Segundo ele, é um contrassenso que grupos que dizem defender a liberdade de expressão tentem censurar opiniões contrárias.
“Agora, discurso de ódio não é liberdade de expressão. Discurso de ódio é discurso de ódio. Se você fala algo e isso acarreta ataques, mortes, ódio, isso não é liberdade de expressão. No meu caso, o que eu disse e vou continuar dizendo é que há uma ascendência de uma força autocrática nos Estados Unidos".
“Nossa democracia está no seu melhor momento”
Em uma das cenas da peça, o personagem de Moura afirma que “a democracia permite que uma maioria de imbecis persiga uma minoria”. Questionado se isso significa o fracasso do sistema, o ator discorda:
“Nossa democracia não é falha. Inclusive, a democracia brasileira está no seu melhor momento. A gente está tirando onda dos americanos".
De Hamlet a Cannes
“Um Julgamento” marca o retorno de Moura ao teatro desde Hamlet (2009), dirigido por Aderbal Freire-Filho. Nesse período, ele se destacou em produções nacionais e internacionais, como Elysium (2013) e Narcos (2015), onde interpretou Pablo Escobar, papel que lhe rendeu indicação ao Globo de Ouro.
Mais recentemente, brilhou em Guerra Civil, sucesso de bilheteria nos Estados Unidos, e em O Agente Secreto, filme que lhe garantiu o prêmio de melhor ator no Festival de Cannes. O longa de Kleber Mendonça Filho agora busca uma vaga no Oscar.
“Eu acho que é muito cedo para falar disso, mas o filme está bem amparado. Há um respeito grande pelo cinema do Kleber, e a distribuidora americana está fazendo um trabalho forte”, comenta.

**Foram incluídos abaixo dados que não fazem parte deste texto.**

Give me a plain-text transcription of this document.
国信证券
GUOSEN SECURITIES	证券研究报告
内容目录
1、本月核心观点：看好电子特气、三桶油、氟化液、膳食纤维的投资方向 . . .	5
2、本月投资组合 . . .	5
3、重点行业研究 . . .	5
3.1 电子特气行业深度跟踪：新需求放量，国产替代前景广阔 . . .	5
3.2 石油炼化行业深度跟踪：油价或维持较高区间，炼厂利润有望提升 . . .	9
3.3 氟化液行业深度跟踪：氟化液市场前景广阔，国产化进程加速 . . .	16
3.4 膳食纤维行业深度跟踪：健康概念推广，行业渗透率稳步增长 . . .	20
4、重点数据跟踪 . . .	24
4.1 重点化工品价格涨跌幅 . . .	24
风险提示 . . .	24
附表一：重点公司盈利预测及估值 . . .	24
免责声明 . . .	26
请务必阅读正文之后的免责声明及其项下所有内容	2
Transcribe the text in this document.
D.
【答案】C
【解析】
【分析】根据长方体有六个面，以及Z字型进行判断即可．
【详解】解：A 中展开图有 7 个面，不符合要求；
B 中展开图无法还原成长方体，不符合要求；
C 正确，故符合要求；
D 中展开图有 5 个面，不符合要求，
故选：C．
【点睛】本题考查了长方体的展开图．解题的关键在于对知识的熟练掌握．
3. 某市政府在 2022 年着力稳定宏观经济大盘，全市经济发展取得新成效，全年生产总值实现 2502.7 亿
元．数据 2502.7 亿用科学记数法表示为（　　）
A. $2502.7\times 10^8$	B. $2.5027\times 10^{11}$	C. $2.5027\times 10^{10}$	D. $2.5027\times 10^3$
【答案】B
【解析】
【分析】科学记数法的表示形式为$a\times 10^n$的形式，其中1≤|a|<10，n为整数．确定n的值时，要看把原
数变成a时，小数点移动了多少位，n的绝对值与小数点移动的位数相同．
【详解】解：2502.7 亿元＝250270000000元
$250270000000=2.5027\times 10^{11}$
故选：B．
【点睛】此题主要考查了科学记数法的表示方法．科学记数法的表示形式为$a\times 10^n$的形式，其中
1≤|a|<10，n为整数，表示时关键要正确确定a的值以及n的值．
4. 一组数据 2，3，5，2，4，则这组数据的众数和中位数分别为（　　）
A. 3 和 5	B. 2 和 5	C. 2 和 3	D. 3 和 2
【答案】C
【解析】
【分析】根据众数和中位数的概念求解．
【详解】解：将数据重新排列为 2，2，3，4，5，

Apesar do reconhecimento, Moura mantém o tom sereno:
“Eu recebo o ataque das mentes colonizadas com a mesma tranquilidade que recebo o carinho da Variety. Vai vir o que tiver que vir".
Um ator entre palcos e política
Entre gravações, campanhas de cinema e o retorno ao teatro, Wagner Moura mantém uma agenda intensa. Ainda assim, afirma estar vivendo uma das fases mais gratificantes de sua carreira.
“Estou muito feliz com essa peça, com esse filme e com a minha vida”, resume.
O espetáculo “Um Julgamento” tem apresentações previstas em Salvador e no Rio de Janeiro, marcando não apenas o reencontro de Moura com o público, mas também a reafirmação de sua voz política e artística no cenário contemporâneo brasileiro.